Add ignore_vary option #2318

DrDaveD · 2025-12-11T20:30:08Z

This adds a configuration option to completely ignore all Vary headers.

It is well known that squid does not fully implement Vary headers, in particular with shared memory caching as mentioned in bug 4445 comment 3. We are running into this now that we have our larger installations using SMP. We control our servers and clients, and the servers never send Vary and the clients never vary their request types, but sometimes we insert a Cloudflare CDN reverse proxy between our forward proxy squid and server, where we have little control, and those insert Vary: accept-encoding. That causes those responses to always be treated as stale by squid after their first expiration. I have not been able to find another way to avoid that besides this option.

To reproduce, set http_proxy to point to a squid configured for SMP and run

curl -vs http://s1cern-cvmfs.openhtc.io/cvmfs/info/v1/meta.json | wc -c

After it expires in 61 seconds, run it again a few times. Without this option the Cache-Status always includes stale. With this option, it is stale once, then miss, then hit. I don't know why there's an intermediate miss, but it's not nearly as big of a problem for us to have that one extra miss as to have every request be stale.

As an aside: we usually use collapsed_forwarding, but this problem happens with or without collapsed_forwarding. Our server does not send Last-Modified, but Cloudflare inserts that too. I know that SMP does not support If-Modified-Since with collapsed_forwarding (bug #4890), but we work around that by prohibiting sending any If-Modified-Since requests with

request_header_access If-Modified-Since deny all

squid-anubis · 2025-12-11T20:31:19Z

Cannot create a git commit message from PR title and description.

Error while parsing PR description body: the line is too long 73>72

Problematic parser input:

This adds a configuration option to completely ignore all `Vary` headers.

Please see PR title and description formatting requirements for more details.

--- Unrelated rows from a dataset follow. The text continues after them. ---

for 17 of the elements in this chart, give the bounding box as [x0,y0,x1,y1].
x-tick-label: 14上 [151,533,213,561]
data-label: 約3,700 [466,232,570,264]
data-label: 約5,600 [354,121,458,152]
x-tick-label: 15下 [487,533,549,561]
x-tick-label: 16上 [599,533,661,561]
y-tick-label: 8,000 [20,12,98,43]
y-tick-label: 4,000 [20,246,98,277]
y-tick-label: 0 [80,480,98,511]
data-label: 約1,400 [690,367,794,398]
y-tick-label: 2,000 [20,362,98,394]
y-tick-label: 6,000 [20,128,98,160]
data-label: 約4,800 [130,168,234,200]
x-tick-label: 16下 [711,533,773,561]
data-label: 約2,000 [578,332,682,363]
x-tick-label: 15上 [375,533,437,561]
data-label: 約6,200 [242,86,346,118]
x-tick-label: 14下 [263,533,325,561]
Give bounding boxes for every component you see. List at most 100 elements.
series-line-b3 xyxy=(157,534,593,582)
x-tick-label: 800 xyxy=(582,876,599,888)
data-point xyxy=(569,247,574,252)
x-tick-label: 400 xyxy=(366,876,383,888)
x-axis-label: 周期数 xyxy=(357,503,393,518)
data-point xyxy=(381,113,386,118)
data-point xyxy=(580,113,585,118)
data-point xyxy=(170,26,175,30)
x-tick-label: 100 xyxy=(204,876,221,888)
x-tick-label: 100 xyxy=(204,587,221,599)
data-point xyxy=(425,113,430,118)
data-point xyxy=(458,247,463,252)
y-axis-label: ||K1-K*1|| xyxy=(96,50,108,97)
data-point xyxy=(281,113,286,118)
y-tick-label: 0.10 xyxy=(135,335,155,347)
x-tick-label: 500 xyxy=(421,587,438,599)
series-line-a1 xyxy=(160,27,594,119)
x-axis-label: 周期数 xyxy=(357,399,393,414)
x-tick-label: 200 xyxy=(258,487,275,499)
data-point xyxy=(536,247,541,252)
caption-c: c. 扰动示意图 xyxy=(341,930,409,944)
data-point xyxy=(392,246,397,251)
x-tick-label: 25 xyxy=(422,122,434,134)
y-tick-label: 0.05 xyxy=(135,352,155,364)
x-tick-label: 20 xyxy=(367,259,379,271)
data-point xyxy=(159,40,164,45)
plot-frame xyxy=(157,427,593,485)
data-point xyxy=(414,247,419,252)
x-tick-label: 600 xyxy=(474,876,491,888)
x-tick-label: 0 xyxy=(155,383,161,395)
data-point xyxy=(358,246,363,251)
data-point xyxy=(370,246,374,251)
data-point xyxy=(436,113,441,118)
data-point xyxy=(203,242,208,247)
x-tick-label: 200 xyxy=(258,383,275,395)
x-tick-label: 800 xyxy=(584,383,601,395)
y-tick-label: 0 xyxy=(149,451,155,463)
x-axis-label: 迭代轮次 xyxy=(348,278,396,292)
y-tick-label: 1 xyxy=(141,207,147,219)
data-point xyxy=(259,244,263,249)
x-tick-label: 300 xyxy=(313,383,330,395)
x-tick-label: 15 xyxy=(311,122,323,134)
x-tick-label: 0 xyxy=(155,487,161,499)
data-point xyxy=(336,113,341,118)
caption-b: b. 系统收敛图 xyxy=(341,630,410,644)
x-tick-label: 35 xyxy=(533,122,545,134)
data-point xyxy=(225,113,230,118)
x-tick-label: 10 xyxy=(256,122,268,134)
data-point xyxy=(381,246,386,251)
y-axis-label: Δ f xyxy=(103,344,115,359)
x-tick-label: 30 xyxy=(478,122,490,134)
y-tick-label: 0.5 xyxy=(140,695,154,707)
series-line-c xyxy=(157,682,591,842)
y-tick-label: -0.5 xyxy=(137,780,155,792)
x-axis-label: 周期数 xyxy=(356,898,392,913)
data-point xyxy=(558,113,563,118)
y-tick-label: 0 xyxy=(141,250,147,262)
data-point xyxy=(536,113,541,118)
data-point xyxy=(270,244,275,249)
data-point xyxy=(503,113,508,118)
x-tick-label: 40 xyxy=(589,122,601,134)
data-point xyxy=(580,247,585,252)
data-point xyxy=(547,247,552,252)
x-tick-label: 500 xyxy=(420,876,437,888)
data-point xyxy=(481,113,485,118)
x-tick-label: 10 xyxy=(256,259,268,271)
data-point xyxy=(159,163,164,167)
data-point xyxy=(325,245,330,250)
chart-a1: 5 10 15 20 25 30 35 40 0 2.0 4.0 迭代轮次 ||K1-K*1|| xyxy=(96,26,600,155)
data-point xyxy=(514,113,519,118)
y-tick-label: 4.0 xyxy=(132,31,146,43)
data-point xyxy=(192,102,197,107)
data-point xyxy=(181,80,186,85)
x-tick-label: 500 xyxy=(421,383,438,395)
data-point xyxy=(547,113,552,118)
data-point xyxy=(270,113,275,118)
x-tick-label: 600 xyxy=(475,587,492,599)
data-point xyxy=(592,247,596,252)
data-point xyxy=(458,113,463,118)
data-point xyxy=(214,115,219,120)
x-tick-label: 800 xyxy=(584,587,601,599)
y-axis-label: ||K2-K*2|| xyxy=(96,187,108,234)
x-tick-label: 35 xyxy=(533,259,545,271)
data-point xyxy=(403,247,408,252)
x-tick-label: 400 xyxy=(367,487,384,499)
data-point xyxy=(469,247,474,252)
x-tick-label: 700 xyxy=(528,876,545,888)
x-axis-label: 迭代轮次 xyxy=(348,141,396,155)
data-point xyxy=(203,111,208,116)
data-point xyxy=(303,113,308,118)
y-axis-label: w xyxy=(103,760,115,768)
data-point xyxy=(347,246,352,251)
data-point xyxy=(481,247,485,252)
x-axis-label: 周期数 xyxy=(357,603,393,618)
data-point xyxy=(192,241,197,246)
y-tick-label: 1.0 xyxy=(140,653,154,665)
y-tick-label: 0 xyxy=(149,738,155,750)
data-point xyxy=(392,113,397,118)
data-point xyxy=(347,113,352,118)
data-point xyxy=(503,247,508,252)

This message was added by Anubis bot. Anubis will add a new message if the error text changes. Anubis will remove M-failed-description label when there are no corresponding failures to report.

yadij

FTR: investigation with redbot.org shows the example URL you provided displaying different response contents for different Accept-Encoding header values. There is no ETag to tell the responses apart and they fluctuate between 139 and 158 bytes in length. Even though they appear to be the same resource (and even bytes) when leaving the origin server - they are being changed by the CDN server in ways indicated by the Vary header, at the time indicated by the Last-Modified header.

This means that your situation is one in which it is absolutely NOT safe to ignore the Vary header and treat the 2+ responses as being the same object.

Response headers involved with content negotiation in general are not safe to just ignore. It is far too late to do anything besides abort the caching decision once the upstream server has done its negotiation choices.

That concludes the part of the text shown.